Era um pensamento bobo, claro. Um detalhe inerte ao mundo à sua volta, mas que lhe trouxe alegria e satisfação em níveis inimagináveis. Ray também escolheu olhos verdes, outro detalhe que lhe falhara na genética da vida real, mas não falharia nesse mundo.

Detalhes.

Entretanto, a experiência fora muito diferente da criação de um personagem em qualquer outro MMO, ou mesmo outro jogo.
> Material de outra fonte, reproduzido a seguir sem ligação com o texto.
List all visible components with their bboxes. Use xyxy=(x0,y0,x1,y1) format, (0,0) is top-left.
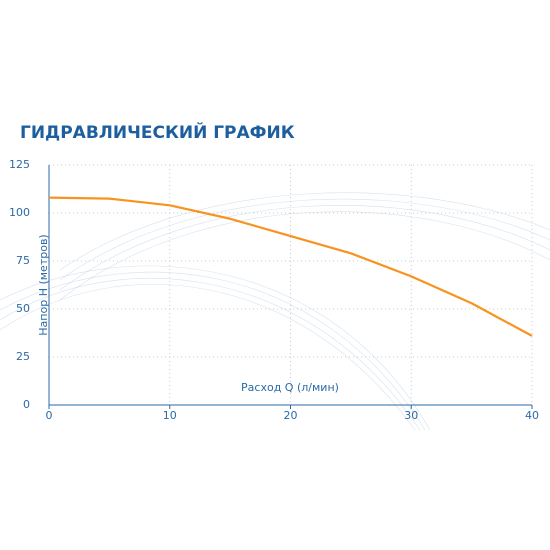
chart-title: ГИДРАВЛИЧЕСКИЙ ГРАФИК xyxy=(20,121,295,143)
y-tick-label: 75 xyxy=(16,254,30,267)
x-tick-label: 30 xyxy=(404,409,418,422)
x-tick-label: 20 xyxy=(284,409,298,422)
x-tick-label: 0 xyxy=(46,409,53,422)
decoration xyxy=(0,192,550,431)
x-tick-label: 10 xyxy=(163,409,177,422)
y-axis-label: Напор Н (метров) xyxy=(37,234,50,335)
x-axis-label: Расход Q (л/мин) xyxy=(241,381,339,394)
y-tick-label: 0 xyxy=(23,398,30,411)
x-tick-label: 40 xyxy=(525,409,539,422)
data-line xyxy=(48,196,533,337)
y-tick-label: 100 xyxy=(9,206,30,219)
y-tick-label: 25 xyxy=(16,350,30,363)
y-tick-label: 125 xyxy=(9,158,30,171)
y-tick-label: 50 xyxy=(16,302,30,315)
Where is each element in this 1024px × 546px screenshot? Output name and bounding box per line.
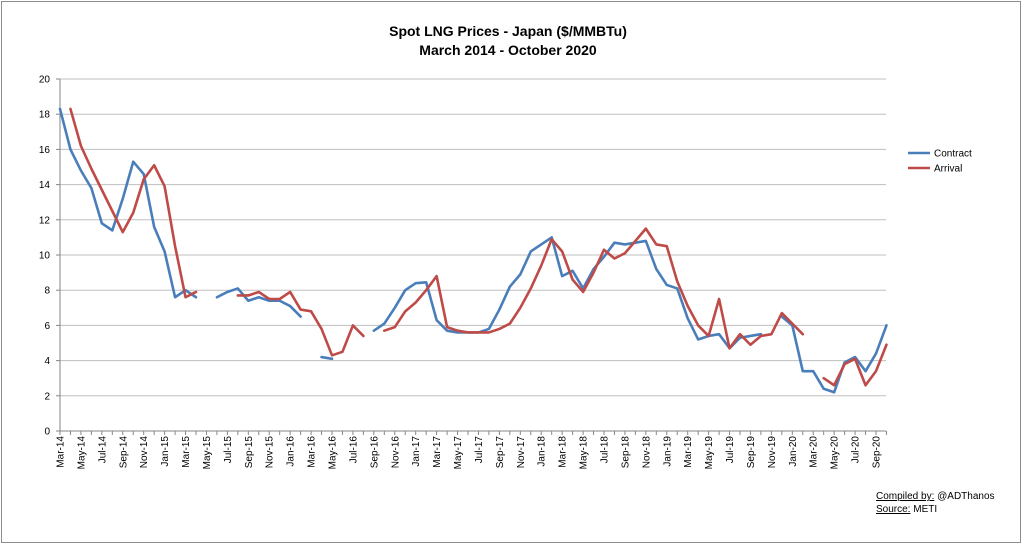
x-tick-label: Jul-20: [851, 436, 862, 464]
y-tick-label: 8: [44, 286, 50, 297]
compiled-label: Compiled by:: [876, 491, 935, 502]
y-tick-label: 2: [44, 391, 50, 402]
x-tick-label: Jan-19: [662, 436, 673, 467]
y-tick-label: 10: [39, 251, 51, 262]
x-tick-label: May-14: [76, 436, 87, 470]
x-tick-label: Nov-18: [641, 436, 652, 469]
x-tick-label: Nov-14: [139, 436, 150, 469]
series-line-contract: [215, 287, 302, 318]
y-tick-label: 14: [39, 180, 51, 191]
x-tick-label: Jan-18: [537, 436, 548, 467]
compiled-by: Compiled by: @ADThanos: [876, 490, 995, 503]
x-tick-label: Mar-15: [181, 436, 192, 468]
x-tick-label: Nov-17: [516, 436, 527, 469]
x-tick-label: May-17: [453, 436, 464, 470]
series-line-arrival: [236, 290, 365, 357]
x-tick-label: Sep-19: [746, 436, 757, 469]
x-tick-label: Mar-16: [307, 436, 318, 468]
y-tick-label: 18: [39, 110, 51, 121]
chart-title: Spot LNG Prices - Japan ($/MMBTu): [389, 23, 627, 39]
series-line-arrival: [383, 227, 805, 350]
x-tick-label: Mar-17: [432, 436, 443, 468]
series-line-contract: [320, 355, 334, 361]
x-tick-label: Mar-14: [56, 436, 67, 468]
y-tick-label: 20: [39, 75, 51, 86]
series-line-contract: [780, 315, 888, 394]
series-line-contract: [58, 107, 198, 299]
x-tick-label: May-18: [579, 436, 590, 470]
x-tick-label: Jan-15: [160, 436, 171, 467]
credits: Compiled by: @ADThanos Source: METI: [876, 490, 995, 516]
x-tick-label: Sep-20: [872, 436, 883, 469]
x-tick-label: Jul-14: [97, 436, 108, 464]
legend-label-contract: Contract: [934, 149, 972, 160]
source: Source: METI: [876, 503, 995, 516]
x-tick-label: May-20: [830, 436, 841, 470]
x-tick-label: Mar-18: [558, 436, 569, 468]
x-tick-label: Jul-17: [474, 436, 485, 464]
y-tick-label: 12: [39, 215, 51, 226]
source-value: METI: [910, 504, 938, 515]
x-tick-label: Jan-17: [411, 436, 422, 467]
x-tick-label: Mar-19: [683, 436, 694, 468]
x-tick-label: May-15: [202, 436, 213, 470]
y-tick-label: 0: [44, 427, 50, 438]
x-tick-label: Jan-16: [286, 436, 297, 467]
series-line-contract: [372, 236, 763, 350]
x-tick-label: May-16: [328, 436, 339, 470]
source-label: Source:: [876, 504, 911, 515]
compiled-value: @ADThanos: [934, 491, 995, 502]
x-tick-label: Nov-16: [390, 436, 401, 469]
legend-label-arrival: Arrival: [934, 164, 962, 175]
x-tick-label: Nov-19: [767, 436, 778, 469]
y-tick-label: 4: [44, 356, 50, 367]
x-tick-label: Jul-19: [725, 436, 736, 464]
x-tick-label: Mar-20: [809, 436, 820, 468]
x-tick-label: Nov-15: [265, 436, 276, 469]
x-tick-label: Sep-15: [244, 436, 255, 469]
x-tick-label: Sep-14: [118, 436, 129, 469]
x-tick-label: May-19: [704, 436, 715, 470]
series-line-arrival: [822, 343, 888, 387]
x-tick-label: Jan-20: [788, 436, 799, 467]
y-tick-label: 6: [44, 321, 50, 332]
x-tick-label: Jul-15: [223, 436, 234, 464]
x-tick-label: Sep-16: [369, 436, 380, 469]
x-tick-label: Jul-16: [348, 436, 359, 464]
y-tick-label: 16: [39, 145, 51, 156]
chart-subtitle: March 2014 - October 2020: [419, 42, 597, 58]
x-tick-label: Jul-18: [600, 436, 611, 464]
x-tick-label: Sep-18: [620, 436, 631, 469]
x-tick-label: Sep-17: [495, 436, 506, 469]
series-line-arrival: [69, 107, 198, 299]
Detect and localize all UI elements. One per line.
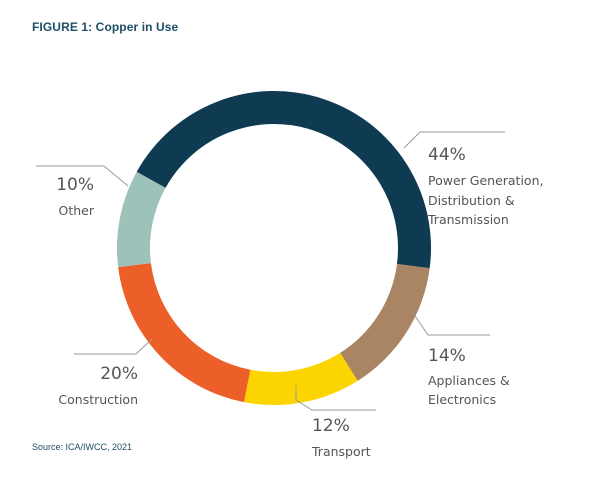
slice-category-label: Power Generation, <box>428 173 543 188</box>
slice-category-label: Distribution & <box>428 193 515 208</box>
leader-lines <box>36 131 505 411</box>
leader-line <box>36 165 129 187</box>
donut-slice <box>117 171 166 268</box>
donut-slice <box>118 263 251 403</box>
source-note: Source: ICA/IWCC, 2021 <box>32 442 133 452</box>
donut-slices <box>117 91 432 406</box>
donut-slice <box>340 263 430 381</box>
figure-title: FIGURE 1: Copper in Use <box>32 20 179 34</box>
slice-category-label: Electronics <box>428 392 496 407</box>
leader-line <box>412 312 490 336</box>
slice-category-label: Construction <box>58 392 138 407</box>
slice-category-label: Transport <box>311 444 371 459</box>
leader-line <box>295 385 376 411</box>
slice-category-label: Transmission <box>427 212 509 227</box>
slice-category-label: Other <box>59 203 95 218</box>
donut-slice <box>244 352 358 406</box>
slice-percent-label: 12% <box>312 416 350 436</box>
slice-category-label: Appliances & <box>428 373 510 388</box>
leader-line <box>403 131 505 149</box>
slice-percent-label: 10% <box>56 175 94 195</box>
slice-percent-label: 20% <box>100 364 138 384</box>
donut-slice <box>136 91 432 269</box>
slice-percent-label: 14% <box>428 346 466 366</box>
leader-line <box>74 338 153 355</box>
slice-labels: 44% Power Generation, Distribution & Transm… <box>56 145 543 459</box>
slice-percent-label: 44% <box>428 145 466 165</box>
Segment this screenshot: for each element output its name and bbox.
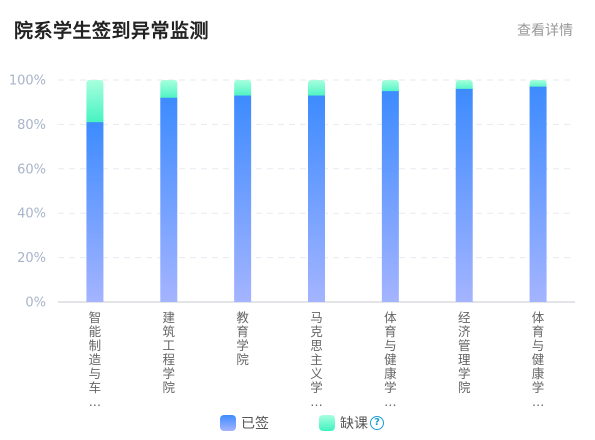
bar-signed[interactable] [455,88,473,302]
x-tick-label: 智能制造与车… [88,310,102,409]
question-circle-icon[interactable]: ? [370,416,384,430]
bar-signed[interactable] [160,97,178,302]
bar-absent[interactable] [234,80,252,99]
view-details-link[interactable]: 查看详情 [517,23,573,39]
x-tick-label: 马克思主义学… [310,310,323,409]
y-tick-label: 100% [9,74,46,89]
bar-signed[interactable] [308,95,325,302]
bar-signed[interactable] [381,91,399,302]
legend-swatch-signed [220,415,236,431]
x-tick-label: 建筑工程学院 [162,310,176,395]
bar-absent[interactable] [308,80,325,99]
y-tick-label: 0% [25,296,46,311]
y-tick-label: 20% [17,251,46,266]
legend-item-absent[interactable]: 缺课 ? [319,412,384,434]
bar-signed[interactable] [529,86,547,302]
legend-label-absent: 缺课 [340,416,368,432]
bar-signed[interactable] [86,122,104,303]
legend-item-signed[interactable]: 已签 [220,412,269,434]
x-tick-label: 经济管理学院 [457,310,471,395]
panel-header: 院系学生签到异常监测 查看详情 [0,0,595,60]
chart-legend: 已签 缺课 ? [0,412,595,436]
y-tick-label: 40% [17,207,46,222]
bar-absent[interactable] [160,80,178,101]
legend-label-signed: 已签 [241,416,269,432]
y-tick-label: 80% [17,118,46,133]
bar-signed[interactable] [234,95,252,302]
x-tick-label: 体育与健康学… [384,310,397,409]
x-tick-label: 体育与健康学… [531,310,545,409]
y-tick-label: 60% [17,162,46,177]
bar-absent[interactable] [381,80,399,95]
legend-swatch-absent [319,415,335,431]
bar-absent[interactable] [86,80,104,126]
x-tick-label: 教育学院 [236,310,249,367]
panel-title: 院系学生签到异常监测 [14,20,210,42]
stacked-bar-chart: 0% 20% 40% 60% 80% 100% [9,74,575,311]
Neles, um personagem era apenas um boneco na tela. Aqui, cada detalhe podia ser visto em si mesmo, ser sentido em si mesmo. Tocou os curtos, mas abundantes fios que desenhavam-lhe a face.

Detalhes.

Ray nunca se incomodou em tentar ocultar ou mudar sua essência. Pelo contrário, orgulhava-se de todos os principais aspectos de sua existência, mas duas eram suas lamentações: as limitações de uma vida desprovida de aventuras e os tão inoportunos detalhes. Ray amou-os por toda a vida, mas aprendeu a odiá-los após ouvir Kayaba citar, explicar, argumentar e palestrar infinitamente sobre o impacto de cada detalhe até que a palavra começou a lhe causar náuseas, mesmo sendo o perfeccionista metódico que era. Kayaba simplesmente estava sempre em outro nível, até para Ray.

Secretamente, como um confeiteiro que diz estar enjoado de doces, Ray nunca deixaria de lado sua característica mais admirada. Principalmente após ver os resultados do Projeto Aincrad. Agora ele entedia o porquê. Compreendia cada palavra de Kayaba, muito mais do que quando pensava compreender. A forma como pássaros e outras criaturas aladas voavam, os sons sinfonicamente aleatórios à sua volta, o farfalhar da grama e das árvores, a sombra perfeita de toda e qualquer forma, e o vento. Vento! Era impressionante, inacreditável. Uma maravilha, não, um milagre tecnológico onde quer que olhasse. O efeito maravilhoso da junção de cada recurso digital possível e em versões optimizadas, todas impulsionadas pelo Cloud Computing redesenhado especialmente para Sword Art Online.

O mundo ao redor de Ray era tão real quanto seus sentidos poderiam dizer. Só que... era melhor. Uma realidade na qual lutas e habilidades, heróis e monstros, aventuras e missões verdadeiramente existiam.

Era clichê.

Era clichê, era clássico, era mais do mesmo bom e velho RPG que Ray amou sua vida toda, e não importava se o tema já havia sido tão explorado ao ponto de se tornar repetitivo.

Mas, pela primeira vez, era real.

Ou tão real quanto jamais seria. Os limites da tecnologia haviam sido alcançados — ou talvez fosse o nascimento de novas possibilidades além de sua imaginação. Ray não sabia, Ray não se importava. Todos os detalhes haviam sido arrumados, maldito seja Kayaba!, e mesmo a limitada realidade de sua vida há muito fora esquecida.

Deixou o instinto tomar conta, e esquivou de mais uma investida furiosa do pobre javali. Deveria se concentrar mais em sua luta, sem dúvida, ou talvez devesse ter absorvido toda a nova realidade antes de procurar qualquer luta, mas como poderia? Ele conhecia cada movimento da criatura que agora corria em sua direção, e finalmente testá-los pessoalmente era simplesmente seu dever moral.

Ray também conhecia extremamente bem a habilidade que usaria a seguir. Era a habilidade mais básica de SAO, disponível desde o nível 1. Causava uma quantidade razoável de dano, que aumentava conforme o momentum de cada envolvido. Era um conceito de física que Ray gostava de simplificar para os leigos dizendo:

— O dano aumenta conforme a força da porrada! — era extremamente eficaz.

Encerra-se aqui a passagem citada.